Караджале молчал. Но близкие друзья волновались и советовались: что делать с Караджале? Сын Доброджану Геря рассказывает:
«Мой отец был очень добрым человеком. Однажды Зарифопол мне сказал: «Единственный по-настоящему добрый человек из всех, кого я знал, это Геря. Можно утверждать, что он истинно страдает от чужих страданий». И вот Геря в течение нескольких месяцев волновался и советовался с друзьями: «Что делать с Караджале? У него кончаются деньги!» Во время последнего совещания по этому вопросу с одним из друзей отца, А. Радовичем, они пришли к следующему решению: все состоятельные друзья Караджале (а их было великое множество) дадут по нескольку тысяч лей каждый, минимум по одной тысяче, так, что будет собрано не менее ста тысяч. Эту сумму можно депонировать в каком-нибудь страховом обществе, которое в результате протекции («вот случай, когда и протекция на что-нибудь пригодится») согласится назначить Караджале приличную пожизненную ренту, с оплатой половины ее стоимости его жене в случае смерти писателя. Никто не может знать, согласился ли бы Караджале принять такое предложение, поскольку Геря не успел сообщить ему об этом до смерти».
Но у нас имеются доказательства, что Караджале не согласился на другое, почти аналогичное предложение, сделанное ему директором журнала «Ноуа Ревиста ромына» («Новый румынский журнал») Радулеску Мотру. По случаю юбилея писателя Мотру предполагал открыть в своем журнале общественную подписку на создание фонда для премирования Караджале. Такая премия символизировала бы признательность нации своему великому писателю. Узнав об этом проекте, Караджале написал Радулеску Мотру, что он тронут его заботой, однако «всякое официальное вмешательство, даже чисто платоническое, так же как и общественная подписка», сделают невозможным для него принятие такого предложения. Вскоре он отправил в Бухарест и телеграмму: «Категорически отказываюсь от всякой публичной подписки».

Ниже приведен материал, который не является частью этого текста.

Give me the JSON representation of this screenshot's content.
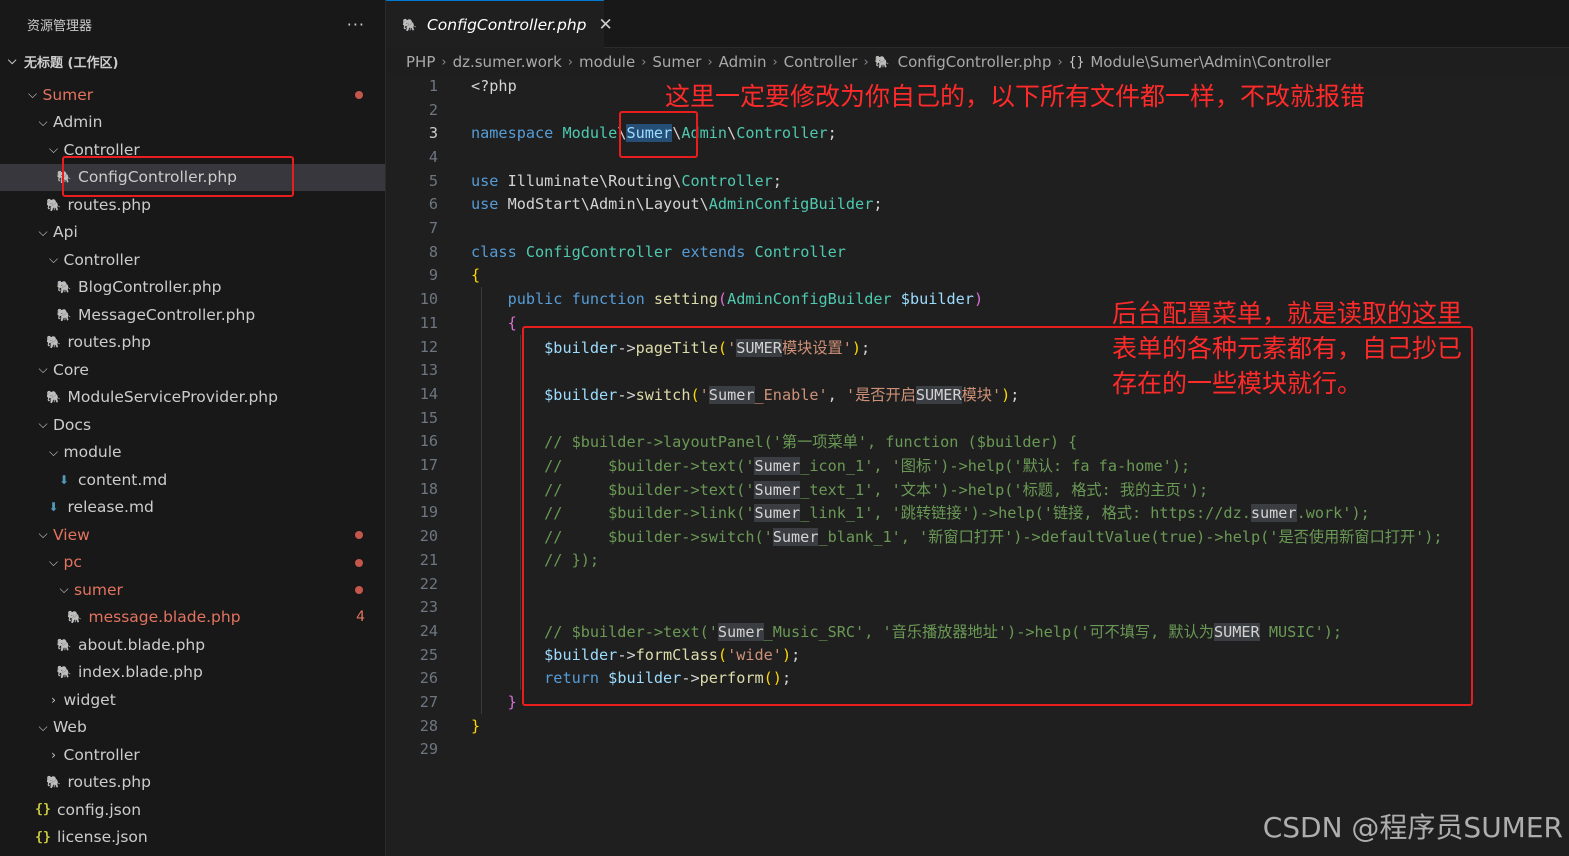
{
  "explorer": {
    "title": "资源管理器",
    "more": "···",
    "workspace": "无标题 (工作区)",
    "items": [
      {
        "label": "Sumer",
        "depth": 1,
        "type": "folder",
        "open": true,
        "modified": true,
        "dot": true
      },
      {
        "label": "Admin",
        "depth": 2,
        "type": "folder",
        "open": true
      },
      {
        "label": "Controller",
        "depth": 3,
        "type": "folder",
        "open": true
      },
      {
        "label": "ConfigController.php",
        "depth": 4,
        "type": "php",
        "selected": true
      },
      {
        "label": "routes.php",
        "depth": 3,
        "type": "php"
      },
      {
        "label": "Api",
        "depth": 2,
        "type": "folder",
        "open": true
      },
      {
        "label": "Controller",
        "depth": 3,
        "type": "folder",
        "open": true
      },
      {
        "label": "BlogController.php",
        "depth": 4,
        "type": "php"
      },
      {
        "label": "MessageController.php",
        "depth": 4,
        "type": "php"
      },
      {
        "label": "routes.php",
        "depth": 3,
        "type": "php"
      },
      {
        "label": "Core",
        "depth": 2,
        "type": "folder",
        "open": true
      },
      {
        "label": "ModuleServiceProvider.php",
        "depth": 3,
        "type": "php"
      },
      {
        "label": "Docs",
        "depth": 2,
        "type": "folder",
        "open": true
      },
      {
        "label": "module",
        "depth": 3,
        "type": "folder",
        "open": true
      },
      {
        "label": "content.md",
        "depth": 4,
        "type": "md"
      },
      {
        "label": "release.md",
        "depth": 3,
        "type": "md"
      },
      {
        "label": "View",
        "depth": 2,
        "type": "folder",
        "open": true,
        "modified": true,
        "dot": true
      },
      {
        "label": "pc",
        "depth": 3,
        "type": "folder",
        "open": true,
        "modified": true,
        "dot": true
      },
      {
        "label": "sumer",
        "depth": 4,
        "type": "folder",
        "open": true,
        "modified": true,
        "dot": true
      },
      {
        "label": "message.blade.php",
        "depth": 5,
        "type": "php",
        "modified": true,
        "badge": "4"
      },
      {
        "label": "about.blade.php",
        "depth": 4,
        "type": "php"
      },
      {
        "label": "index.blade.php",
        "depth": 4,
        "type": "php"
      },
      {
        "label": "widget",
        "depth": 3,
        "type": "folder",
        "open": false
      },
      {
        "label": "Web",
        "depth": 2,
        "type": "folder",
        "open": true
      },
      {
        "label": "Controller",
        "depth": 3,
        "type": "folder",
        "open": false
      },
      {
        "label": "routes.php",
        "depth": 3,
        "type": "php"
      },
      {
        "label": "config.json",
        "depth": 2,
        "type": "json"
      },
      {
        "label": "license.json",
        "depth": 2,
        "type": "json"
      }
    ]
  },
  "tab": {
    "label": "ConfigController.php",
    "close": "✕"
  },
  "breadcrumb": {
    "items": [
      "PHP",
      "dz.sumer.work",
      "module",
      "Sumer",
      "Admin",
      "Controller",
      "ConfigController.php"
    ],
    "symbol_icon": "{}",
    "symbol": "Module\\Sumer\\Admin\\Controller"
  },
  "editor": {
    "current_line": 3,
    "lines": [
      [
        [
          "p",
          "<?php"
        ]
      ],
      [],
      [
        [
          "k",
          "namespace "
        ],
        [
          "t",
          "Module"
        ],
        [
          "p",
          "\\"
        ],
        [
          "hl",
          "Sumer"
        ],
        [
          "p",
          "\\"
        ],
        [
          "t",
          "Admin"
        ],
        [
          "p",
          "\\"
        ],
        [
          "t",
          "Controller"
        ],
        [
          "p",
          ";"
        ]
      ],
      [],
      [
        [
          "k",
          "use "
        ],
        [
          "p",
          "Illuminate\\Routing\\"
        ],
        [
          "t",
          "Controller"
        ],
        [
          "p",
          ";"
        ]
      ],
      [
        [
          "k",
          "use "
        ],
        [
          "p",
          "ModStart\\Admin\\Layout\\"
        ],
        [
          "t",
          "AdminConfigBuilder"
        ],
        [
          "p",
          ";"
        ]
      ],
      [],
      [
        [
          "k",
          "class "
        ],
        [
          "t",
          "ConfigController "
        ],
        [
          "k",
          "extends "
        ],
        [
          "t",
          "Controller"
        ]
      ],
      [
        [
          "b1",
          "{"
        ]
      ],
      [
        [
          "p",
          "    "
        ],
        [
          "k",
          "public function "
        ],
        [
          "f",
          "setting"
        ],
        [
          "b2",
          "("
        ],
        [
          "t",
          "AdminConfigBuilder "
        ],
        [
          "v",
          "$builder"
        ],
        [
          "b2",
          ")"
        ]
      ],
      [
        [
          "p",
          "    "
        ],
        [
          "b2",
          "{"
        ]
      ],
      [
        [
          "p",
          "        "
        ],
        [
          "v",
          "$builder"
        ],
        [
          "p",
          "->"
        ],
        [
          "f",
          "pageTitle"
        ],
        [
          "b1",
          "("
        ],
        [
          "s",
          "'"
        ],
        [
          "hs",
          "SUMER"
        ],
        [
          "s",
          "模块设置'"
        ],
        [
          "b1",
          ")"
        ],
        [
          "p",
          ";"
        ]
      ],
      [],
      [
        [
          "p",
          "        "
        ],
        [
          "v",
          "$builder"
        ],
        [
          "p",
          "->"
        ],
        [
          "f",
          "switch"
        ],
        [
          "b1",
          "("
        ],
        [
          "s",
          "'"
        ],
        [
          "hs",
          "Sumer"
        ],
        [
          "s",
          "_Enable'"
        ],
        [
          "p",
          ", "
        ],
        [
          "s",
          "'是否开启"
        ],
        [
          "hs",
          "SUMER"
        ],
        [
          "s",
          "模块'"
        ],
        [
          "b1",
          ")"
        ],
        [
          "p",
          ";"
        ]
      ],
      [],
      [
        [
          "p",
          "        "
        ],
        [
          "c",
          "// $builder->layoutPanel('第一项菜单', function ($builder) {"
        ]
      ],
      [
        [
          "p",
          "        "
        ],
        [
          "c",
          "//     $builder->text('"
        ],
        [
          "hs",
          "Sumer"
        ],
        [
          "c",
          "_icon_1', '图标')->help('默认: fa fa-home');"
        ]
      ],
      [
        [
          "p",
          "        "
        ],
        [
          "c",
          "//     $builder->text('"
        ],
        [
          "hs",
          "Sumer"
        ],
        [
          "c",
          "_text_1', '文本')->help('标题, 格式: 我的主页');"
        ]
      ],
      [
        [
          "p",
          "        "
        ],
        [
          "c",
          "//     $builder->link('"
        ],
        [
          "hs",
          "Sumer"
        ],
        [
          "c",
          "_link_1', '跳转链接')->help('链接, 格式: https://dz."
        ],
        [
          "hs",
          "sumer"
        ],
        [
          "c",
          ".work');"
        ]
      ],
      [
        [
          "p",
          "        "
        ],
        [
          "c",
          "//     $builder->switch('"
        ],
        [
          "hs",
          "Sumer"
        ],
        [
          "c",
          "_blank_1', '新窗口打开')->defaultValue(true)->help('是否使用新窗口打开');"
        ]
      ],
      [
        [
          "p",
          "        "
        ],
        [
          "c",
          "// });"
        ]
      ],
      [],
      [],
      [
        [
          "p",
          "        "
        ],
        [
          "c",
          "// $builder->text('"
        ],
        [
          "hs",
          "Sumer"
        ],
        [
          "c",
          "_Music_SRC', '音乐播放器地址')->help('可不填写, 默认为"
        ],
        [
          "hs",
          "SUMER"
        ],
        [
          "c",
          " MUSIC');"
        ]
      ],
      [
        [
          "p",
          "        "
        ],
        [
          "v",
          "$builder"
        ],
        [
          "p",
          "->"
        ],
        [
          "f",
          "formClass"
        ],
        [
          "b1",
          "("
        ],
        [
          "s",
          "'wide'"
        ],
        [
          "b1",
          ")"
        ],
        [
          "p",
          ";"
        ]
      ],
      [
        [
          "p",
          "        "
        ],
        [
          "k",
          "return "
        ],
        [
          "v",
          "$builder"
        ],
        [
          "p",
          "->"
        ],
        [
          "f",
          "perform"
        ],
        [
          "b1",
          "()"
        ],
        [
          "p",
          ";"
        ]
      ],
      [
        [
          "p",
          "    "
        ],
        [
          "b2",
          "}"
        ]
      ],
      [
        [
          "b1",
          "}"
        ]
      ],
      []
    ]
  },
  "annotations": {
    "note1": "这里一定要修改为你自己的，以下所有文件都一样，不改就报错",
    "note2_lines": [
      "后台配置菜单，就是读取的这里",
      "表单的各种元素都有，自己抄已",
      "存在的一些模块就行。"
    ]
  },
  "watermark": "CSDN @程序员SUMER",
  "colors": {
    "annotation": "#e81e1e",
    "accent": "#0078d4",
    "modified": "#e2735f"
  }
}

Итак, ясно одно: Караджале не хочет иметь никаких дел с официальными лицами и учреждениями даже в вопросе, от которого зависит его дальнейшее материальное существование. Он надеется, что как-нибудь выйдет из затруднения другим путем. А пока он занимается своими обычными делами и ведет по-прежнему свою обычную, не очень-то спокойную жизнь.
В середине марта он выехал из Берлина в Румынию. Не доехав до Бухареста, свернул в трансильванский город Сегедин. В местной тюрьме отбывал заключение поэт Октавиан Гога, один из деятелей румынского национального движения в Трансильвании. В своих мемуарах Гога впоследствии рассказал об этом неожиданном празднике — посещении Караджале, явившегося в тюрьму с шампанским и сумевшего подкупить стражу, чтобы быть допущенным к заключенному. Гога пишет:
«Караджале казался моложе, чем когда-либо. Он разгуливал по комнате широким шагом, иногда он останавливался и поправлял очки, из-под которых поблескивали его глаза с обычным для него резким и неугомонным блеском».

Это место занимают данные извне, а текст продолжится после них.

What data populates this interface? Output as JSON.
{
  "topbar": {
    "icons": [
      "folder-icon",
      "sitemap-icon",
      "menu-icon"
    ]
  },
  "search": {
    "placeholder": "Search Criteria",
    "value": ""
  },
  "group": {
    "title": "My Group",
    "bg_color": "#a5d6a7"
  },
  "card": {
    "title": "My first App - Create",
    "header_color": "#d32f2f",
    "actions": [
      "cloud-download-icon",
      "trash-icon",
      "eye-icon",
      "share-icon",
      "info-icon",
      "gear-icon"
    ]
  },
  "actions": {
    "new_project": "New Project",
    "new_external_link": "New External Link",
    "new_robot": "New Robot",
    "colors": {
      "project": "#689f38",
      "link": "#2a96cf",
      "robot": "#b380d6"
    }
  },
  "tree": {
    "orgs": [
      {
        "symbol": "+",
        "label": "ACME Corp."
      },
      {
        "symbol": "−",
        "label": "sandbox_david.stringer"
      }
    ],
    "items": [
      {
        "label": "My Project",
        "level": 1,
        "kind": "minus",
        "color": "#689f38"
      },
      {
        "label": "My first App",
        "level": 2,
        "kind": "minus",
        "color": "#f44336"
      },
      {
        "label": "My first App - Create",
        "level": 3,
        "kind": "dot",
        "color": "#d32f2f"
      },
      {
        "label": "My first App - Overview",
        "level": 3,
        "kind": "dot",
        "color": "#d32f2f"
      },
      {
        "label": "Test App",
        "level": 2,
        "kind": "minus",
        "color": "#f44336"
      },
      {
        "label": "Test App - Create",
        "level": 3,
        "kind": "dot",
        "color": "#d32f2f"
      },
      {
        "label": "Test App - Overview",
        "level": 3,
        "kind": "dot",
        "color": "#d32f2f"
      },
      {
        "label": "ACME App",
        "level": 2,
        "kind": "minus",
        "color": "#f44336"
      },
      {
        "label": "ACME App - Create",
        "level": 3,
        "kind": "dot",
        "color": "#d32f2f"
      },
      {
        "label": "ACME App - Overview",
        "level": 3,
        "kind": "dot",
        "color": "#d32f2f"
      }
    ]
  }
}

Караджале провел в тюрьме три часа. Положив руку на плечо заключенного, он вдруг предался мечтаниям:
«У меня есть план на будущее лето… Я приеду к тебе в Рэшинарь с женой и детьми… Мне очень понравилось это село у подножья гор. Приедет и Влахуца… Поживем там все вместе до осени. Нам ведь ничего не нужно… Был бы только рояль и кто-нибудь, кто умеет играть… Вечерами, когда стемнеет и из-за холма, между деревьями, покажется желто-белая луна, мы будем сидеть на лужайке и слушать доносящуюся из открытого окна Лунную сонату Бетховена».

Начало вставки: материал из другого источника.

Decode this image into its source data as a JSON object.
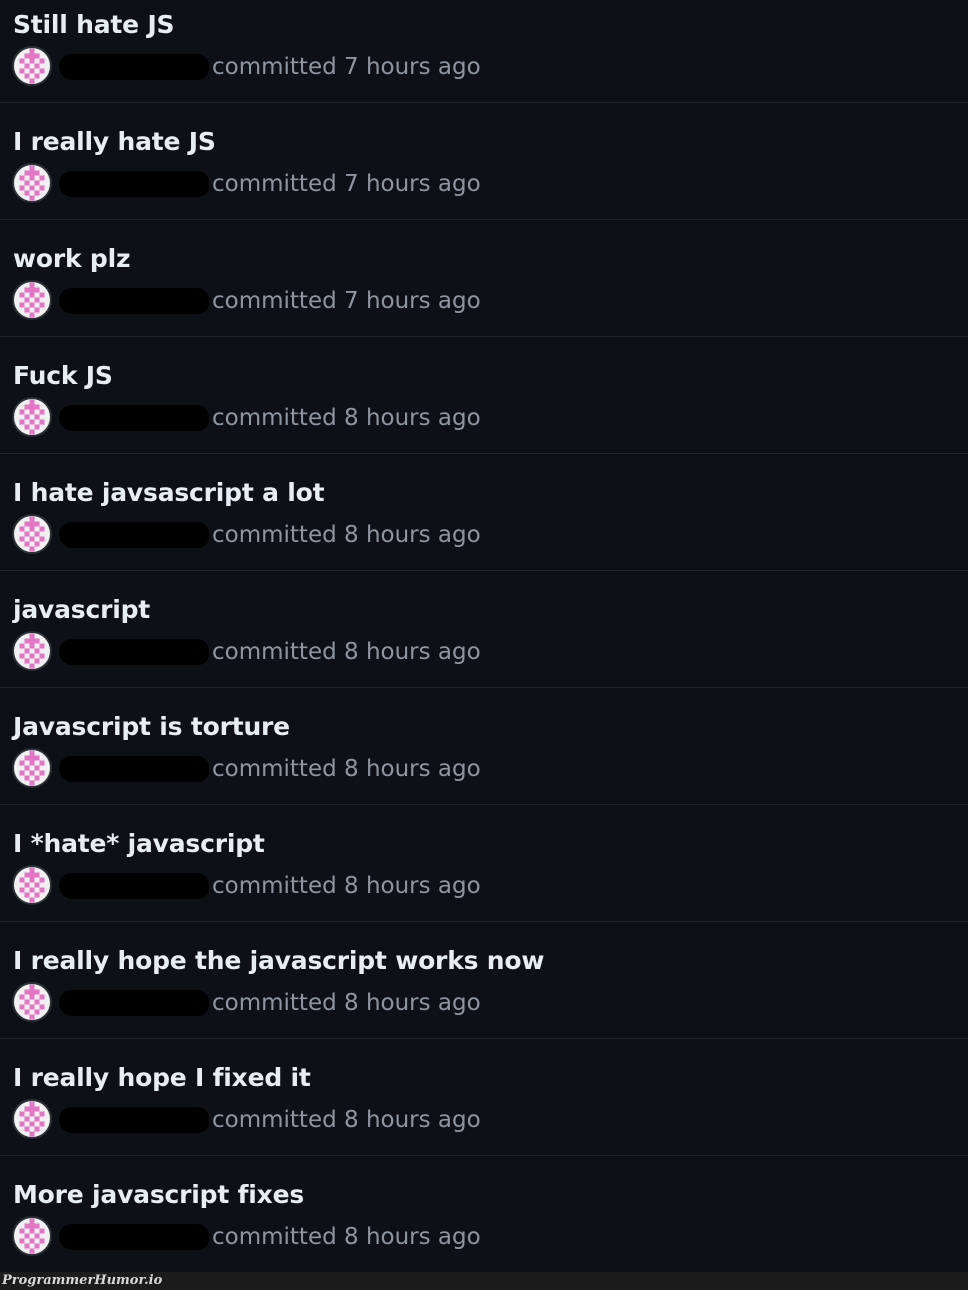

Поэту Гога казалось, что он осязает какую-то таинственную грусть, какое-то странное волнение, исходящее от Караджале. Но, может быть, это ему померещилось позднее, когда он узнал, что свидание в тюрьме с Караджале было последним в его жизни.
Из Сегедина Караджале уехал на несколько дней в Бухарест. Затем вернулся в Берлин.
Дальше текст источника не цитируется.